Der Bund hat dem Beschwerdeführer Aufwendungen in Höhe von EUR 1.171,20 binnen zwei Wochen bei sonstiger Exekution zu ersetzen.
Begründung
Zur Vorgeschichte des Beschwerdefalles wird auf das hg. Erkenntnis vom 20. April 2004, Zl. 2003/11/0272, verwiesen.

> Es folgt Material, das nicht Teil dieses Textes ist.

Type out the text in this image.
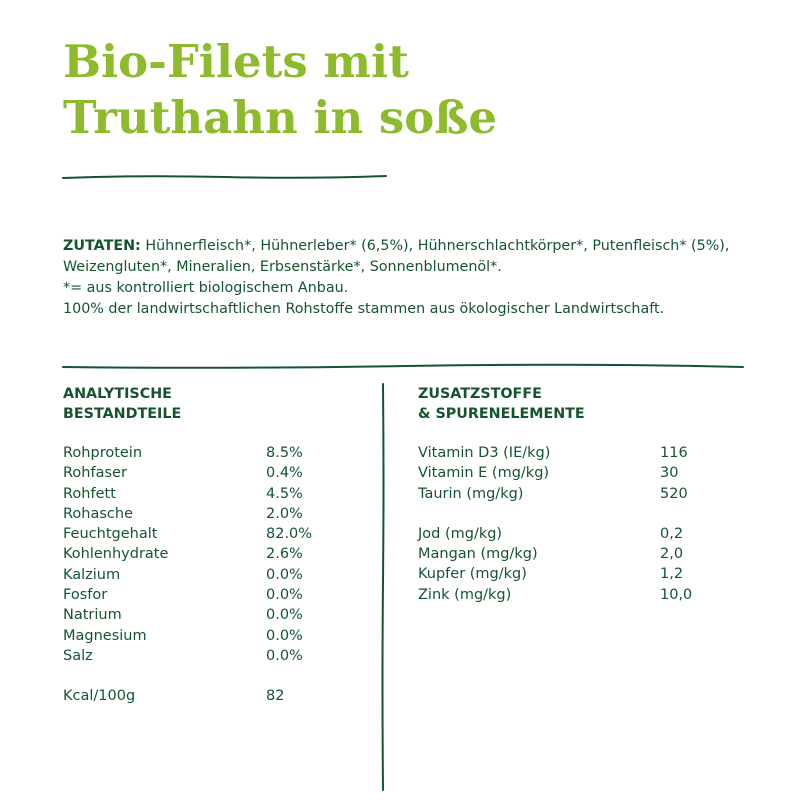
Bio-Filets mit
Truthahn in soße

ZUTATEN: Hühnerfleisch*, Hühnerleber* (6,5%), Hühnerschlachtkörper*, Putenfleisch* (5%), Weizengluten*, Mineralien, Erbsenstärke*, Sonnenblumenöl*.

*= aus kontrolliert biologischem Anbau.

100% der landwirtschaftlichen Rohstoffe stammen aus ökologischer Landwirtschaft.

ANALYTISCHE
BESTANDTEILE
Rohprotein	8.5%
Rohfaser	0.4%
Rohfett	4.5%
Rohasche	2.0%
Feuchtgehalt	82.0%
Kohlenhydrate	2.6%
Kalzium	0.0%
Fosfor	0.0%
Natrium	0.0%
Magnesium	0.0%
Salz	0.0%
Kcal/100g	82
ZUSATZSTOFFE
& SPURENELEMENTE
Vitamin D3 (IE/kg)	116
Vitamin E (mg/kg)	30
Taurin (mg/kg)	520
Jod (mg/kg)	0,2
Mangan (mg/kg)	2,0
Kupfer (mg/kg)	1,2
Zink (mg/kg)	10,0
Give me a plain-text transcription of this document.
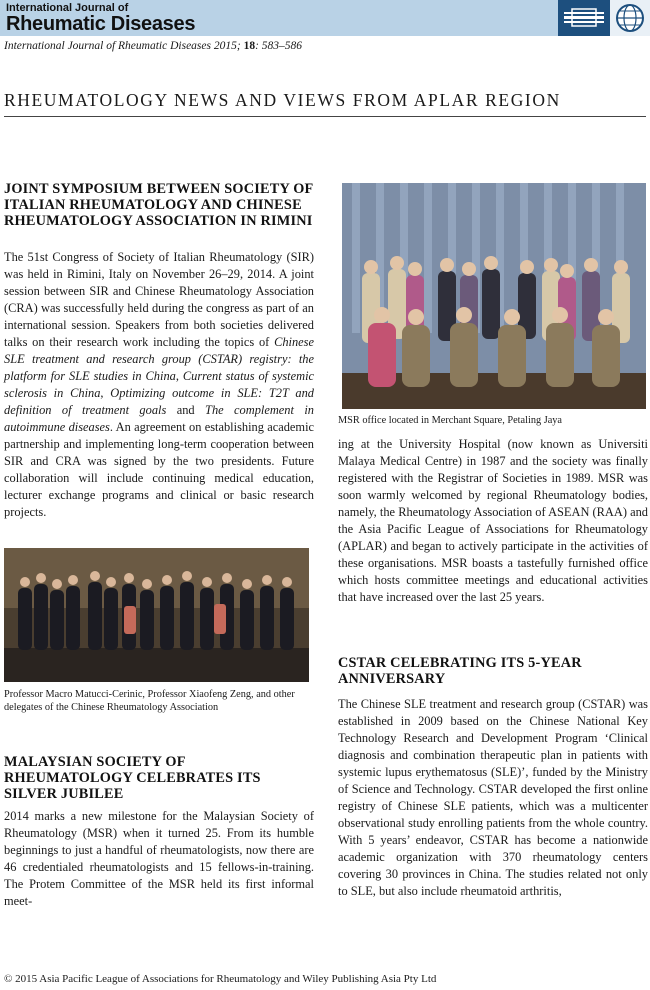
International Journal of
Rheumatic Diseases
International Journal of Rheumatic Diseases 2015; 18: 583–586
RHEUMATOLOGY NEWS AND VIEWS FROM APLAR REGION
JOINT SYMPOSIUM BETWEEN SOCIETY OF ITALIAN RHEUMATOLOGY AND CHINESE RHEUMATOLOGY ASSOCIATION IN RIMINI

The 51st Congress of Society of Italian Rheumatology (SIR) was held in Rimini, Italy on November 26–29, 2014. A joint session between SIR and Chinese Rheumatology Association (CRA) was successfully held during the congress as part of an international session. Speakers from both societies delivered talks on their research work including the topics of Chinese SLE treatment and research group (CSTAR) registry: the platform for SLE studies in China, Current status of systemic sclerosis in China, Optimizing outcome in SLE: T2T and definition of treatment goals and The complement in autoimmune diseases. An agreement on establishing academic partnership and implementing long-term cooperation between SIR and CRA was signed by the two presidents. Future collaboration will include continuing medical education, lecturer exchange programs and clinical or basic research projects.

Professor Macro Matucci-Cerinic, Professor Xiaofeng Zeng, and other delegates of the Chinese Rheumatology Association

MALAYSIAN SOCIETY OF RHEUMATOLOGY CELEBRATES ITS SILVER JUBILEE

2014 marks a new milestone for the Malaysian Society of Rheumatology (MSR) when it turned 25. From its humble beginnings to just a handful of rheumatologists, now there are 46 credentialed rheumatologists and 15 fellows-in-training. The Protem Committee of the MSR held its first informal meet-

MSR office located in Merchant Square, Petaling Jaya

ing at the University Hospital (now known as Universiti Malaya Medical Centre) in 1987 and the society was finally registered with the Registrar of Societies in 1989. MSR was soon warmly welcomed by regional Rheumatology bodies, namely, the Rheumatology Association of ASEAN (RAA) and the Asia Pacific League of Associations for Rheumatology (APLAR) and began to actively participate in the activities of these organisations. MSR boasts a tastefully furnished office which hosts committee meetings and educational activities that have increased over the last 25 years.

CSTAR CELEBRATING ITS 5-YEAR ANNIVERSARY

The Chinese SLE treatment and research group (CSTAR) was established in 2009 based on the Chinese National Key Technology Research and Development Program ‘Clinical diagnosis and combination therapeutic plan in patients with systemic lupus erythematosus (SLE)’, funded by the Ministry of Science and Technology. CSTAR developed the first online registry of Chinese SLE patients, which was a multicenter observational study enrolling patients from the whole country. With 5 years’ endeavor, CSTAR has become a nationwide academic organization with 370 rheumatology centers covering 30 provinces in China. The studies related not only to SLE, but also include rheumatoid arthritis,

© 2015 Asia Pacific League of Associations for Rheumatology and Wiley Publishing Asia Pty Ltd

Mit dem im Instanzenzug ergangenen (Ersatz)Bescheid vom 27. Jänner 2005 entzog der Landeshauptmann von Kärnten dem Beschwerdeführer gemäß § 24 Abs. 1 Z. 1 und § 25 Abs. 1 und 3 sowie § 26 Abs. 2 des Führerscheingesetzes (FSG) die ihm von der Bezirkshauptmannschaft Klagenfurt für die Klassen A und B erteilte Lenkberechtigung auf die Dauer von vier Monaten, gerechnet ab dem Tag der Zustellung des erstbehördlichen Bescheides (10. Juli 2003). Unter einem wurde gemäß § 32 Abs. 1 Z. 1 FSG bis zum Ablauf der festgesetzten Entziehungsdauer, gerechnet ab dem Tag der Zustellung des Erstbescheides, das Lenken eines Motorfahrrades, eines vierrädrigen Leichtkraftfahrzeuges sowie eines Invalidenfahrzeuges ausdrücklich verboten. Unter einem wurde weiters gemäß § 24 Abs. 3 FSG angeordnet, dass sich der Beschwerdeführer einer begleitenden Maßnahme (Nachschulung für alkoholauffällige Lenker) während der oben genannten Entziehungszeit zu unterziehen habe.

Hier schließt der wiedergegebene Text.